MO : Et comment, aujourd’hui, voyez-vous votre
avenir en poésie ?
LB : Comme une recherche…
Écrire, c’est apprendre à écrire…
MO : Voyez-vous une grande
différence entre le moment où est apparu le Net et ce qui
se passait avant cette apparition, je parle des possibilités
pour un poète de se faire connaître, d’avoir de l’audience
?
LB : Sincèrement, je
souhaite moins me faire « connaître » que de me faire
« entendre »…Le Net permet d’être « en lien
», avec plus ou moins de bonheur mais on peut choisir «
l’autre » du « lien » en question. Pour cette
possibilité offerte d’être en relation, je trouve le Net
formidable. Quand on vous cherche, on vous trouve, on vous rend visite,
la communication est facilitée.
MO
: Pour vous, la poésie doit être totalement libre,
dans la forme et dans le fond, ou se mouler, dans des cadres
pré-établis de rimes, d’assonances, de formats ?

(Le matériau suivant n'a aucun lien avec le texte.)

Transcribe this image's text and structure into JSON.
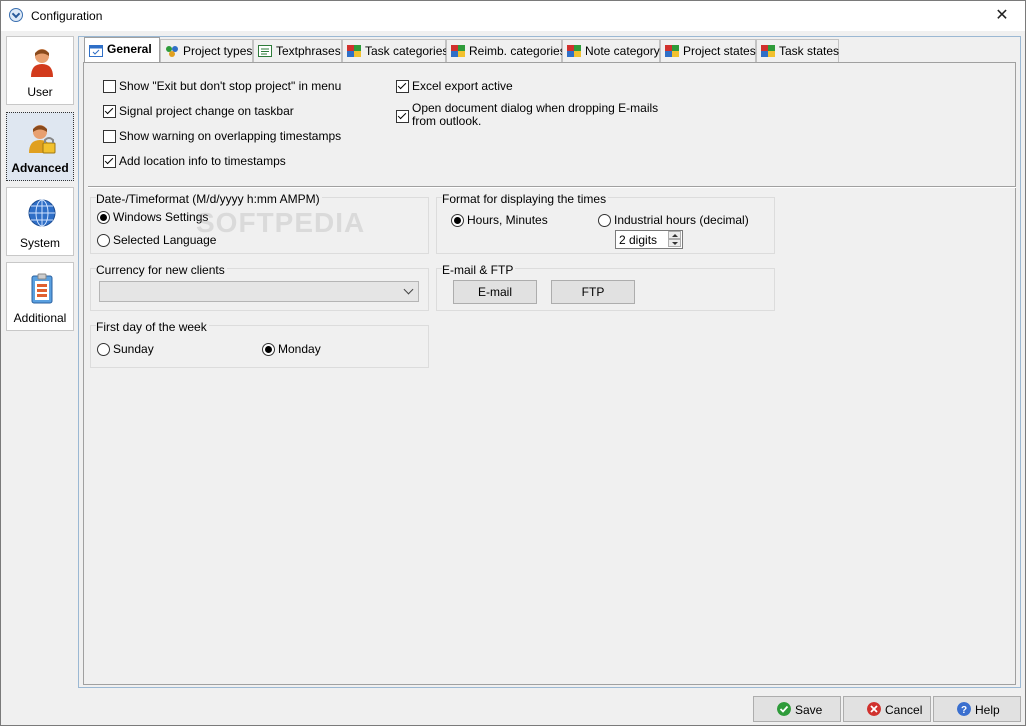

LB : Pas totalement libre. Elle
ne doit pas l’être. Pas libre des exigences que s’impose le
poète. Pas libre de la vérité qui détermine
l’acte d’écrire. Comme une sorte « d’éthique
» nécessaire, une rigueur sans relâche, mises au
service de la beauté et de la vérité. Un
poème ne ment jamais. Autrement oui, libre et inventive, vivante
et en marche !!
MO
: La poésie, celle qui est la vôtre, fait-elle partie
intégrante de votre personnalité où n’est-ce qu’un
moyen parmi d’autres de vous exprimer. Est-elle vitale ?
LB : Oui, elle fait partie de
ma vie absolument. Elle est cette part de rêve et de
liberté dont j’ai besoin. Elle est un cri. Elle est vitale. Ou
inévitable si vous voulez.
MO
: Avez-vous écrit autre chose (au plan littéraire)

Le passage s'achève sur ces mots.